“La malerba” di Cesare Cuscianna, una riflessione di Nicola Purgato
Addentarsi nella lettura di questo libro “La malerba” di Cesare Cuscianna non è impresa facile. Il percorso è duro, difficile, accidentato. Il testo è disturbante, urticante, per affrontarne la lettura occorre aver già in qualche modo predisposto in se stessi il luogo per accogliere le verità indicibili che, con continuità impressionante, saltano fuori dalla pagina e colpiscono come schiaffi.
Il ritmo della scrittura è incalzante e a tratti volutamente ossessivo: personalmente ho dovuto interrompere più volte la lettura dopo alcune decine di pagine, per riprendere fiato e per cercare di ricomporre in qualche modo le idee, sentendomi del tutto spiazzato e sopraffatto da un’angoscia che avvertivo lievitare ad ogni riga e dall’affanno di una lettura che, non avendo lo scritto nulla di superfluo, non concedeva pause.
L’io narrante è una donna, l’esperienza di vita che ci trasmette parte certamente dal dramma personale dell’anoressia, malattia contratta nel rapporto con i genitori, connotato da autentica perversione affettiva, essendo entrambi anaffettivi, lontana e perduta dietro le sue nevrosi e i suoi falsi miti la madre, narciso e totalmente preso dalle proprie pulsioni – anche nei confronti della figlia – il padre. Ma contrariamente a quanto si può credere al primo approccio – e con qualche ragione – il racconto di Cuscianna non è il diario di un’anoressica, ma la cronaca puntuale e senza sconti di un deragliamento esistenziale che passa attraverso il resoconto delle angosce, dei sensi di colpa, delle pulsioni autodistruttive, del senso di inadeguatezza e del rifiuto di sé unito in maniera inestricabile al disprezzo ed al rifiuto per l’altro da sé, della protagonista. Che arriva a cercare di evitare il sonno, fino al limite estremo delle possibilità che il fisico le consente, per evitare che la perdita di coscienza che al sonno si accompagna, faccia risalire in superficie i demoni che lei tiene a bada, in uno stato di tensione allucinatoria che non la abbandona un momento, nel profondo delle sue viscere, intese non solo in senso figurato giacché lo sforzo continuo cui lo sottopone, ne mina nel profondo anche il corpo. Crederà, la protagonista, di trovare una via d’uscita in una esperienza sessuale estrema, che le restituirà però null’altro, ancora una volta, che il ritratto riflesso di se stessa e di quegli stessi demoni.

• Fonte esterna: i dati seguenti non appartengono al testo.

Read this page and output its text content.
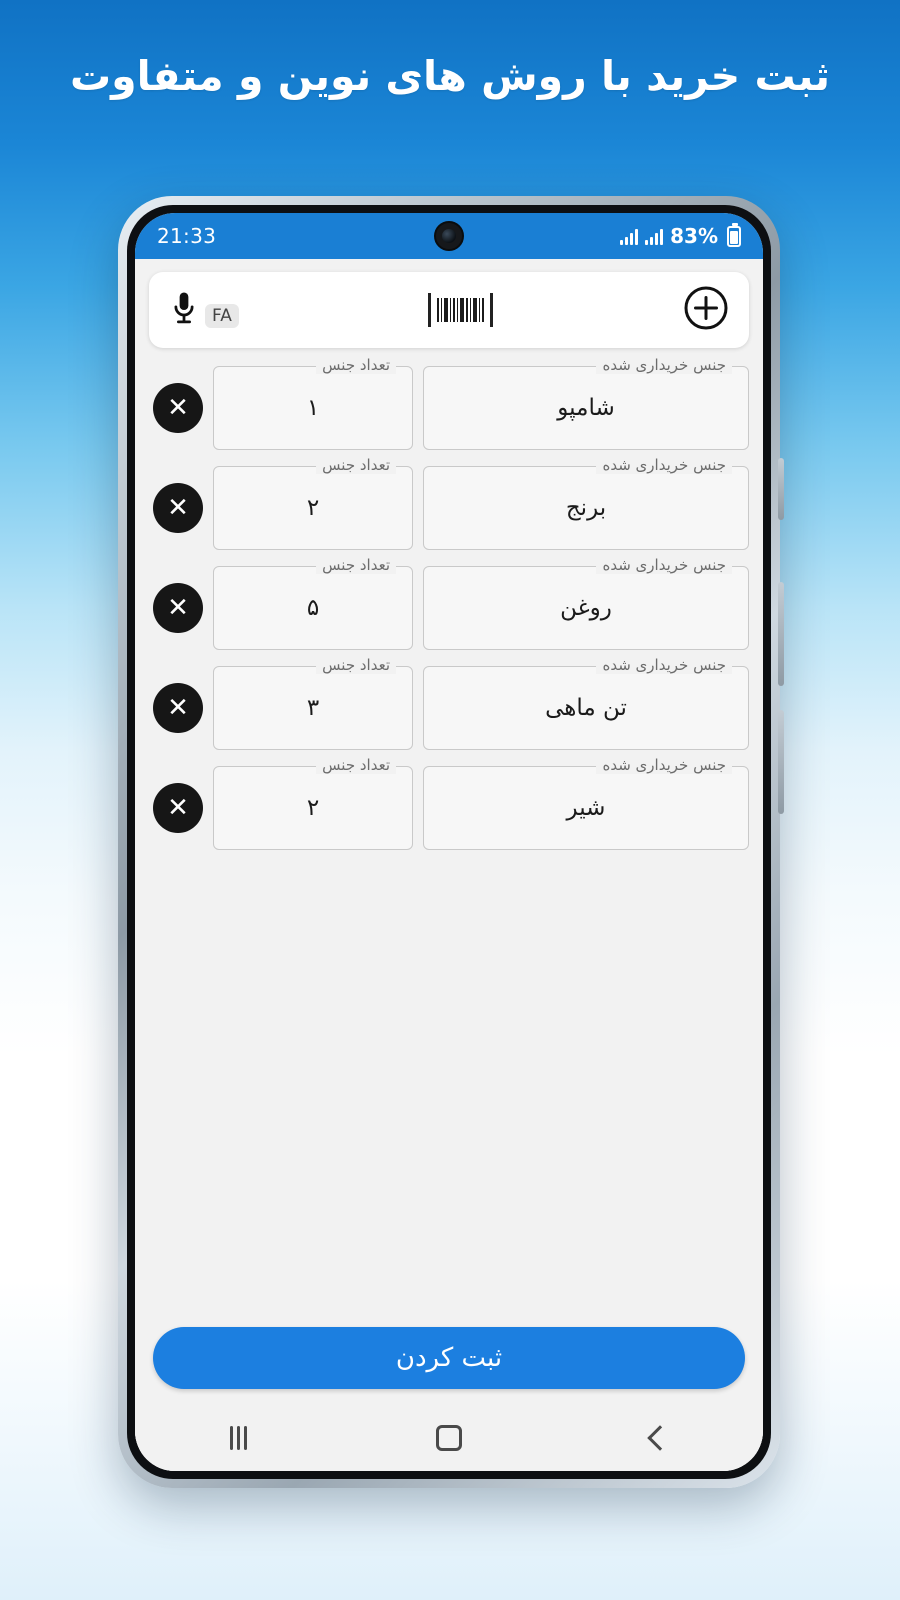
ثبت خرید با روش های نوین و متفاوت
21:33	83%
FA
جنس خریداری شده
شامپو
تعداد جنس
۱
✕
جنس خریداری شده
برنج
تعداد جنس
۲
✕
جنس خریداری شده
روغن
تعداد جنس
۵
✕
جنس خریداری شده
تن ماهی
تعداد جنس
۳
✕
جنس خریداری شده
شیر
تعداد جنس
۲
✕
ثبت کردن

Giacché nel corpo dell’occasionale partner ella non trova alcuna possibilità di salvezza e di liberazione, poiché in quel corpo si identifica immediatamente, proiettando in esso il suo sé, che puntualmente le viene poi restituito, confermandola nella sua esaltata solitudine, in un finale che stinge in una specie di noir a tinte fosche. In ciascuna di quelle angosce e di quelle ossessioni, chiunque può riconoscersi, alla condizione precisa di abbandonare ogni remora ad affrontare i propri itinerari interiori che spesso affacciano su abissi nei quali non è obbligatorio guardare, ma della cui esistenza è utile acquisire consapevolezza.

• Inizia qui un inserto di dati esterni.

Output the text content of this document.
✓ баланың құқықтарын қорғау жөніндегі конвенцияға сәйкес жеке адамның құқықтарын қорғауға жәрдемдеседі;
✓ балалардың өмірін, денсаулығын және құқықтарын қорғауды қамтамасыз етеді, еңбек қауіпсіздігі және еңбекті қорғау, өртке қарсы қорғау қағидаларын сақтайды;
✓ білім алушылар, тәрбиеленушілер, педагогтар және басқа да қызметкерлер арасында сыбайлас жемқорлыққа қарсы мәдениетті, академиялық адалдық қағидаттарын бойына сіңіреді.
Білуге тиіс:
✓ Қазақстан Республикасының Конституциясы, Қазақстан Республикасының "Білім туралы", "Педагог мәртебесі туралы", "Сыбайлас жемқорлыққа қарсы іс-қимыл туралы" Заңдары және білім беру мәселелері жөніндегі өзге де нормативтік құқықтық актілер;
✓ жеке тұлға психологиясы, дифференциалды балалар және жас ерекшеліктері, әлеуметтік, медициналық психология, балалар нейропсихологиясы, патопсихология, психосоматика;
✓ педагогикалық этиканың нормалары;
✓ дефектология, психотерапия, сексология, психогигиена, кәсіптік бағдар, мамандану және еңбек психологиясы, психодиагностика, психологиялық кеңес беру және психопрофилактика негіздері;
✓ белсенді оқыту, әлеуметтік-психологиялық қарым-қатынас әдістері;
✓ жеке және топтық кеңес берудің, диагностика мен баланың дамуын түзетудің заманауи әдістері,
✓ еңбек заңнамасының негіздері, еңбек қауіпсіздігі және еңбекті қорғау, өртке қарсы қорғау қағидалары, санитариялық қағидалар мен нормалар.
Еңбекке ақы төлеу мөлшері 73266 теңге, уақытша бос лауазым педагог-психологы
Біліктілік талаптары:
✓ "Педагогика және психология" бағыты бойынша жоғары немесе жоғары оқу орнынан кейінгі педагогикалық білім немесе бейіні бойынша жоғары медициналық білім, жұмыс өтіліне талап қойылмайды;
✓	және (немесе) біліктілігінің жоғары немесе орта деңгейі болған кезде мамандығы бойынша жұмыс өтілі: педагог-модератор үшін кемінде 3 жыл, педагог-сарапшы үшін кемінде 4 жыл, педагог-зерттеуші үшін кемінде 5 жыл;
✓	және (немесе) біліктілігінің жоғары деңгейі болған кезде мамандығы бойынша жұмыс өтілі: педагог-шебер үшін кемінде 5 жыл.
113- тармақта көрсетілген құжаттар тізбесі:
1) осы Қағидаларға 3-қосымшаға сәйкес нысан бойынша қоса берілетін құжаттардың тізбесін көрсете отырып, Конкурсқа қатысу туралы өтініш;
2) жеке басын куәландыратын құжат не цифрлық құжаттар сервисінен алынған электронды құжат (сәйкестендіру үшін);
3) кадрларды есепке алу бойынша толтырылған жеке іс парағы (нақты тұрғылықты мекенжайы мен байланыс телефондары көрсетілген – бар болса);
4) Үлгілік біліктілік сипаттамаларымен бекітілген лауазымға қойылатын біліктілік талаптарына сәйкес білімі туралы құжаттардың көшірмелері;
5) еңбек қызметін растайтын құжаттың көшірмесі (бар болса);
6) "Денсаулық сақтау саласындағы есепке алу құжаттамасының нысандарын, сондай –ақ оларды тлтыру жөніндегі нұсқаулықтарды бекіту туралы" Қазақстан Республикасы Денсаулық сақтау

Un libro sulla “malattia chiamata uomo” – per usare qui la definizione che mi ha passato l’autore, che è un caro amico. Da quella malattia, che genera l’inevitabile pessimismo della ragione, può offrire un’opportunità di salvezza solo un solido e ben manutenuto ottimismo della volontà, ma la capacità manutentiva non pare – o almeno così mi è sembrato – essere alla portata della protagonista. Un libro difficile, da maneggiare con cautela, predisponendo bene ed in maniera ordinata gli attrezzi necessari ad affrontarne la lettura.